Caring For My Mum – A New Kind Of Management Role For Me9th September 2019
Ali Raza, alumni of NHS General Management Training Scheme (GMTS) shares his experience of caring for his mother after a knee operation, and how this experience has complimented his day job, as an NHS manager.
“After a long and tumultuous journey, my mother, who had been suffering from pain in her left knee for over a year, was finally scheduled for a knee replacement in June 2017. After the operation, I found that I had been thrust into a new leadership and management position – becoming her full-time carer, and learned much from this important and special role.
The first lesson I learned was about preparation. Being ready for my mother coming home, and having a plan in place for dealing with basic pain and swelling; medications; arranging physiotherapy and making the home more disabled-friendly would’ve made my management more proactive. Instead, I dealt with issues reactively as and when they arose. Another lesson the experience taught me was about empathy. Having never been in charge of someone else’s care before now, I hadn’t thought about the importance of being a good carer. Nurses face immense challenges every day. They take on the momentous task of not only dealing with patients’ physical pain, but, providing emotional support. In the days leading up to the surgery, I tried to reduce my mother’s anxiety about the operation itself, by reciting knee replacement case studies which had positive outcomes! Seeing how my mother was cared for in hospital reminded me of the personal, attentive work nursing staff do.

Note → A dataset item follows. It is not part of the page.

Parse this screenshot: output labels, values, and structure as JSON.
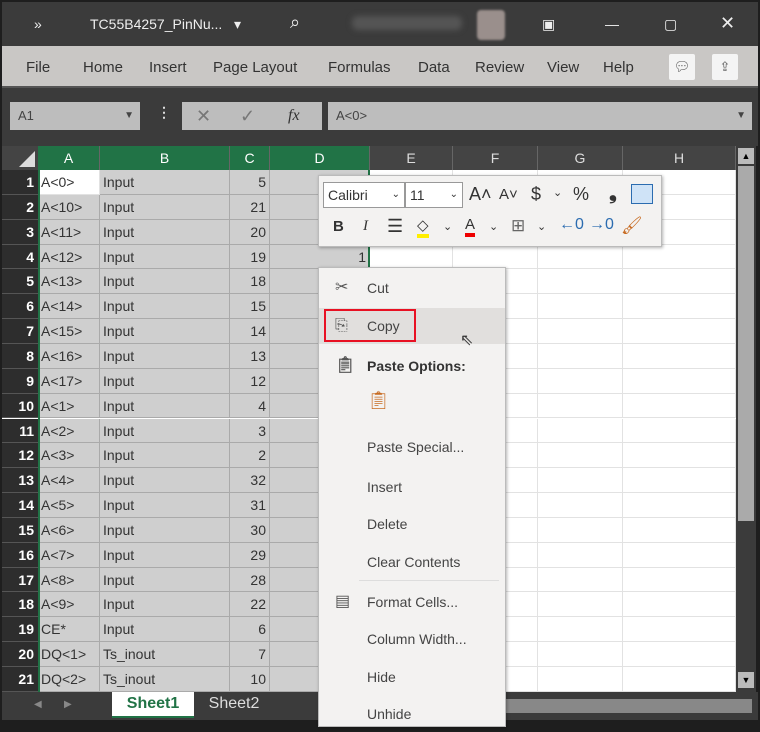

There was a very difficult period when my mother’s pain simply would not cease, despite heavy pain medication. I tried everything but nothing worked. It occurred to me that I needed to take action and consult the GP; I thought she should be re-admitted to hospital, which she eventually was. Another lesson emerged from this scenario. The difference between leadership and management became apparent in that, a managerial approach ensured compliance with procedures, whereas here I had shown leadership by challenging the status quo when her pain did not improve.
Most importantly, this experience taught me the importance of person-centred care, especially in relation to coping mechanisms. I realised that, though my mother had the same procedure as countless others, her way of coping was unique to her. I supported her by doing things that she likes and that were familiar to her, as well as trying new things, such as listening to relaxing music.
Caring for my mum has reminded me of the importance of learning from experience, and listening to patients, in a way that no formal training perhaps ever could.”